Galip Umut Özdil
Tarım ve Orman Bakanı Prof. Dr. Vahit Kirişçi 4 Mart 2022 tarihinde görevi devralırken ‘’Maalesef çok önceleri, ‘Bu ülke bunları üretmese de olur’, ‘Bunlar ithal edilebilir’, ‘İthal edildiğinde de bunların mali tutarı şu olur’ deyip tarımı ihmal edenler çok oldu.’’ cümlesini sarf ederken hiç şüphesiz Sanayi ve Teknoloji Bakan Yardımcısı Hasan Büyükdede’nin ‘’Türkiye’nin yüzde 30’u yani, 230 bin kilometrekaresinin tarım alanı. Bu yüzde 30’un bize getirdiği gayri safi milli hasıla 50 milyar dolar, tümü. ‘Tarım tarım’ diye bağırıyoruz, çağırıyoruz da sonunda bize getirdiği para 50 milyar dolar; sanayinin getirdiği para şu anda 300 milyar dolar.” diyebileceğini tahmin etmemişti.
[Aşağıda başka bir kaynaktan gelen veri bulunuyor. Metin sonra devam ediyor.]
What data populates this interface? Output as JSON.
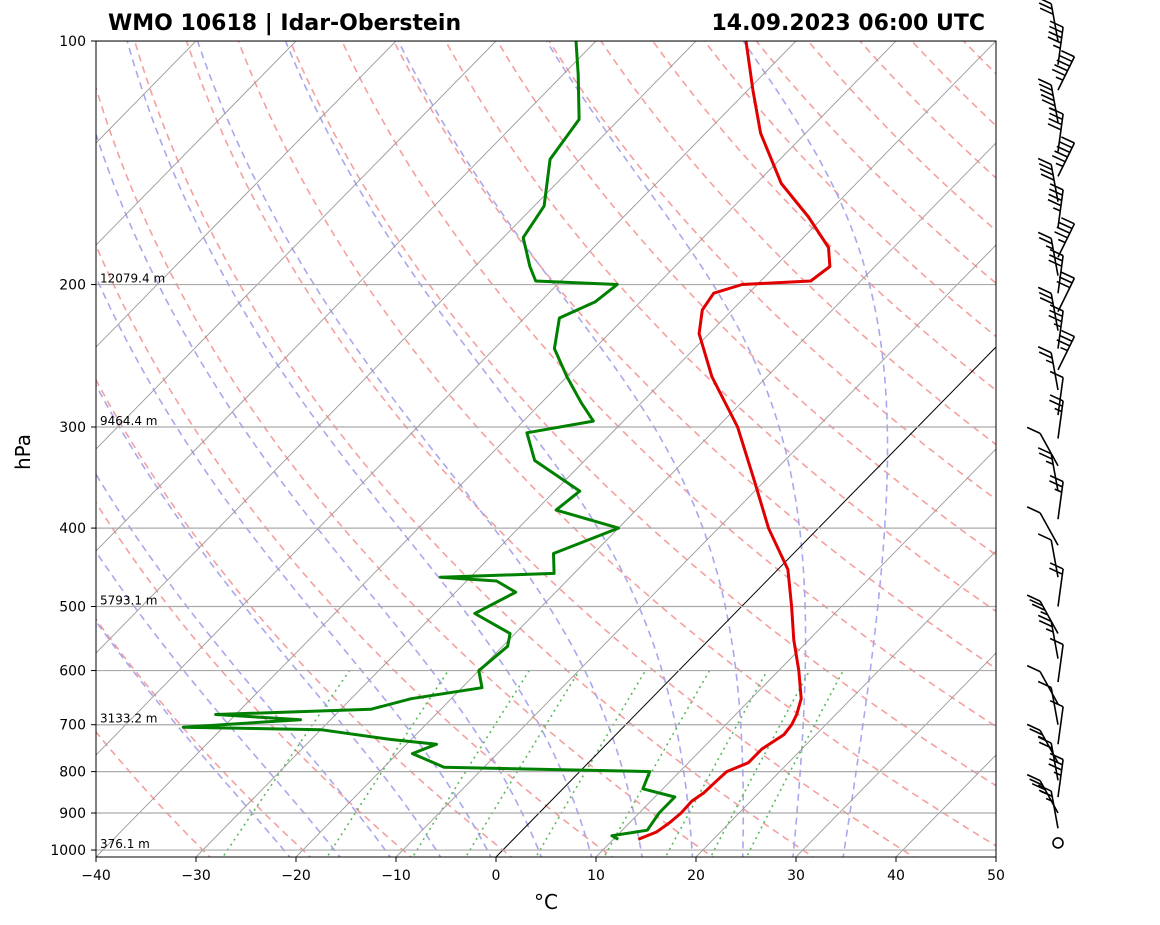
{
  "title_left": "WMO 10618 | Idar-Oberstein",
  "title_right": "14.09.2023 06:00 UTC",
  "colors": {
    "temperature": "#e00000",
    "dewpoint": "#008000",
    "dry_adiabat": "#f5a0a0",
    "moist_adiabat": "#a8a8ee",
    "mixing_ratio": "#5cb85c",
    "isotherm": "#999999",
    "isobar": "#aaaaaa"
  },
  "chart_data": {
    "type": "skew-t",
    "xlabel": "°C",
    "ylabel": "hPa",
    "xlim": [
      -40,
      50
    ],
    "ylim": [
      1020,
      100
    ],
    "y_scale": "log",
    "x_ticks": [
      "−40",
      "−30",
      "−20",
      "−10",
      "0",
      "10",
      "20",
      "30",
      "40",
      "50"
    ],
    "x_tick_values": [
      -40,
      -30,
      -20,
      -10,
      0,
      10,
      20,
      30,
      40,
      50
    ],
    "y_ticks": [
      "100",
      "200",
      "300",
      "400",
      "500",
      "600",
      "700",
      "800",
      "900",
      "1000"
    ],
    "y_tick_values": [
      100,
      200,
      300,
      400,
      500,
      600,
      700,
      800,
      900,
      1000
    ],
    "height_labels": [
      {
        "p": 200,
        "text": "12079.4 m"
      },
      {
        "p": 300,
        "text": "9464.4 m"
      },
      {
        "p": 500,
        "text": "5793.1 m"
      },
      {
        "p": 700,
        "text": "3133.2 m"
      },
      {
        "p": 1000,
        "text": "376.1 m"
      }
    ],
    "temperature": [
      {
        "p": 970,
        "t": 12.5
      },
      {
        "p": 950,
        "t": 13.6
      },
      {
        "p": 925,
        "t": 14.0
      },
      {
        "p": 900,
        "t": 14.2
      },
      {
        "p": 870,
        "t": 14.1
      },
      {
        "p": 850,
        "t": 14.5
      },
      {
        "p": 820,
        "t": 14.6
      },
      {
        "p": 800,
        "t": 14.7
      },
      {
        "p": 780,
        "t": 16.0
      },
      {
        "p": 750,
        "t": 16.0
      },
      {
        "p": 720,
        "t": 16.8
      },
      {
        "p": 700,
        "t": 16.6
      },
      {
        "p": 680,
        "t": 16.1
      },
      {
        "p": 650,
        "t": 15.0
      },
      {
        "p": 600,
        "t": 12.0
      },
      {
        "p": 550,
        "t": 8.5
      },
      {
        "p": 500,
        "t": 5.0
      },
      {
        "p": 450,
        "t": 1.0
      },
      {
        "p": 400,
        "t": -5.0
      },
      {
        "p": 350,
        "t": -11.0
      },
      {
        "p": 300,
        "t": -18.0
      },
      {
        "p": 260,
        "t": -25.5
      },
      {
        "p": 230,
        "t": -31.0
      },
      {
        "p": 215,
        "t": -33.0
      },
      {
        "p": 205,
        "t": -33.5
      },
      {
        "p": 200,
        "t": -31.5
      },
      {
        "p": 198,
        "t": -25.0
      },
      {
        "p": 190,
        "t": -24.5
      },
      {
        "p": 180,
        "t": -26.5
      },
      {
        "p": 165,
        "t": -31.5
      },
      {
        "p": 150,
        "t": -37.5
      },
      {
        "p": 130,
        "t": -44.5
      },
      {
        "p": 115,
        "t": -49.5
      },
      {
        "p": 100,
        "t": -55.0
      }
    ],
    "dewpoint": [
      {
        "p": 970,
        "t": 10.5
      },
      {
        "p": 960,
        "t": 9.5
      },
      {
        "p": 945,
        "t": 12.5
      },
      {
        "p": 900,
        "t": 12.0
      },
      {
        "p": 860,
        "t": 12.0
      },
      {
        "p": 840,
        "t": 8.0
      },
      {
        "p": 800,
        "t": 7.0
      },
      {
        "p": 790,
        "t": -14.0
      },
      {
        "p": 760,
        "t": -18.5
      },
      {
        "p": 740,
        "t": -17.0
      },
      {
        "p": 730,
        "t": -22.0
      },
      {
        "p": 710,
        "t": -30.0
      },
      {
        "p": 705,
        "t": -44.0
      },
      {
        "p": 690,
        "t": -33.0
      },
      {
        "p": 680,
        "t": -42.0
      },
      {
        "p": 670,
        "t": -27.0
      },
      {
        "p": 650,
        "t": -24.0
      },
      {
        "p": 630,
        "t": -18.0
      },
      {
        "p": 600,
        "t": -20.0
      },
      {
        "p": 560,
        "t": -19.5
      },
      {
        "p": 540,
        "t": -20.5
      },
      {
        "p": 510,
        "t": -26.0
      },
      {
        "p": 480,
        "t": -24.0
      },
      {
        "p": 465,
        "t": -27.0
      },
      {
        "p": 460,
        "t": -33.0
      },
      {
        "p": 455,
        "t": -22.0
      },
      {
        "p": 430,
        "t": -24.0
      },
      {
        "p": 400,
        "t": -20.0
      },
      {
        "p": 380,
        "t": -28.0
      },
      {
        "p": 360,
        "t": -27.5
      },
      {
        "p": 330,
        "t": -35.0
      },
      {
        "p": 305,
        "t": -38.5
      },
      {
        "p": 295,
        "t": -33.0
      },
      {
        "p": 280,
        "t": -36.0
      },
      {
        "p": 260,
        "t": -40.0
      },
      {
        "p": 240,
        "t": -44.0
      },
      {
        "p": 220,
        "t": -46.5
      },
      {
        "p": 210,
        "t": -44.5
      },
      {
        "p": 200,
        "t": -44.0
      },
      {
        "p": 198,
        "t": -52.5
      },
      {
        "p": 190,
        "t": -54.5
      },
      {
        "p": 175,
        "t": -58.0
      },
      {
        "p": 160,
        "t": -59.0
      },
      {
        "p": 140,
        "t": -63.0
      },
      {
        "p": 125,
        "t": -64.0
      },
      {
        "p": 110,
        "t": -68.5
      },
      {
        "p": 100,
        "t": -72.0
      }
    ],
    "wind_barbs": [
      {
        "p": 980,
        "knots": 0
      },
      {
        "p": 940,
        "knots": 15
      },
      {
        "p": 900,
        "knots": 25
      },
      {
        "p": 860,
        "knots": 25
      },
      {
        "p": 820,
        "knots": 20
      },
      {
        "p": 780,
        "knots": 15
      },
      {
        "p": 740,
        "knots": 10
      },
      {
        "p": 700,
        "knots": 10
      },
      {
        "p": 660,
        "knots": 10
      },
      {
        "p": 620,
        "knots": 10
      },
      {
        "p": 580,
        "knots": 15
      },
      {
        "p": 540,
        "knots": 25
      },
      {
        "p": 500,
        "knots": 20
      },
      {
        "p": 460,
        "knots": 10
      },
      {
        "p": 420,
        "knots": 10
      },
      {
        "p": 390,
        "knots": 15
      },
      {
        "p": 360,
        "knots": 15
      },
      {
        "p": 335,
        "knots": 10
      },
      {
        "p": 310,
        "knots": 15
      },
      {
        "p": 290,
        "knots": 10
      },
      {
        "p": 270,
        "knots": 15
      },
      {
        "p": 255,
        "knots": 25
      },
      {
        "p": 240,
        "knots": 25
      },
      {
        "p": 228,
        "knots": 30
      },
      {
        "p": 216,
        "knots": 30
      },
      {
        "p": 205,
        "knots": 30
      },
      {
        "p": 195,
        "knots": 15
      },
      {
        "p": 185,
        "knots": 35
      },
      {
        "p": 170,
        "knots": 35
      },
      {
        "p": 158,
        "knots": 40
      },
      {
        "p": 147,
        "knots": 45
      },
      {
        "p": 137,
        "knots": 40
      },
      {
        "p": 126,
        "knots": 45
      },
      {
        "p": 115,
        "knots": 45
      },
      {
        "p": 107,
        "knots": 35
      },
      {
        "p": 100,
        "knots": 30
      }
    ]
  }
}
Toprağı ve tarımı sadece yarattığı maddi değerle ölçme yanlışlığının bizi ulaştıracağı ekonomik ve sosyal sonuçların ne olduğunu son üç yıldır çok daha acı bir şekilde günlük hayatımızda yaşıyoruz.
Bu bakış açısı 24 Ocak 1980 kararları ile tarımda korumacılığı kaldıran, destekleri üretimden koparıp azaltan politikaları savunanlarınkiyle aydır.
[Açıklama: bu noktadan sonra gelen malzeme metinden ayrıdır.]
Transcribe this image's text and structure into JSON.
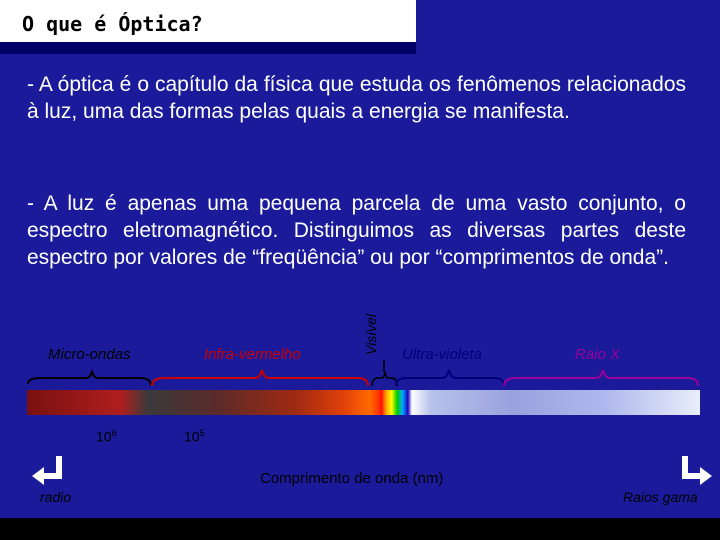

Bu anlayış ‘Paramız var ki ithal ediyoruz’ diyenlerinkiyle, ithalatı üretici başta olmak üzere iç piyasayı terbiye etmek için bir araç olarak kullanıp üstelik hiçbir sonuç alamayanlarınkiyle aynıdır.
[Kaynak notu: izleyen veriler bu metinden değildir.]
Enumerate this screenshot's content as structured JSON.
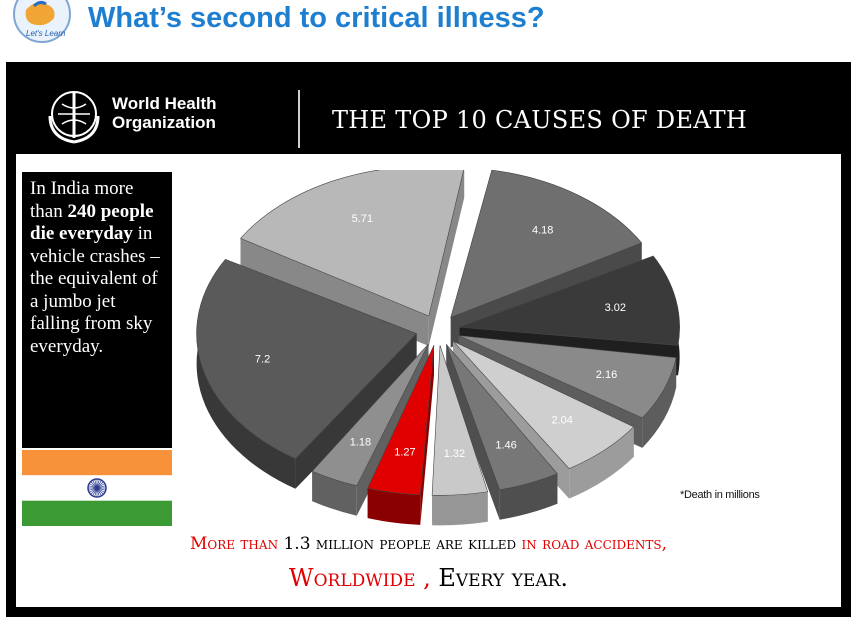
{
  "header": {
    "title": "What’s second to critical illness?",
    "logo_text": "Let's Learn"
  },
  "slide": {
    "org_name_line1": "World Health",
    "org_name_line2": "Organization",
    "title": "THE TOP 10 CAUSES OF DEATH",
    "footnote": "*Death in millions",
    "note": {
      "p1": "In India more than ",
      "bold1": "240 people die everyday",
      "p2": " in vehicle crashes –the equivalent of a jumbo jet falling from sky everyday."
    },
    "line1": {
      "red1": "More than ",
      "black": "1.3 million  people are killed",
      "red2": " in road accidents,"
    },
    "line2": {
      "red": "Worldwide , ",
      "black": "Every year."
    },
    "colors": {
      "highlight": "#e00000",
      "header": "#1e7fd0",
      "flag_saffron": "#f7923a",
      "flag_green": "#3c9a35",
      "chakra": "#2b3a8f"
    }
  },
  "chart_data": {
    "type": "pie",
    "style": "exploded-3d",
    "unit_note": "*Death in millions",
    "values": [
      4.18,
      3.02,
      2.16,
      2.04,
      1.46,
      1.32,
      1.27,
      1.18,
      7.2,
      5.71
    ],
    "labels": [
      "4.18",
      "3.02",
      "2.16",
      "2.04",
      "1.46",
      "1.32",
      "1.27",
      "1.18",
      "7.2",
      "5.71"
    ],
    "highlight_value": 1.27,
    "highlight_color": "#e00000"
  }
}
Bu söylem tarım yapılan alanların hektar bazında milyon milyon azaldığını, azalan desteklerden dolayı tarımsal arazilerin %30’unun destek alabilmek için ön şart olan Çiftçi Kayıt Sitemine bile kaydettirilmeye gerek duyulmadığını göremeyenlerin söylemidir.
Dün tarımsal girdi fiyat endeksi açıklandı. Endeks, bir önceki yılın aynı ayına göre %117,31 ve bir önceki aya göre %7,45, bir önceki yılın Aralık ayına göre %59,01, on iki aylık ortalamalara göre %52,83 arttı.
Diğer ülkelerin yıllık artış oranlarını biz aylık olarak yaşıyoruz özetle.
Üstelik bu girdi maliyetleri artış oranlarının piyasa ile çok ilgisi yoktur. Çoğu tarımsal girdi için TÜİK’in bu verilerini iki ile çarpabilirsiniz.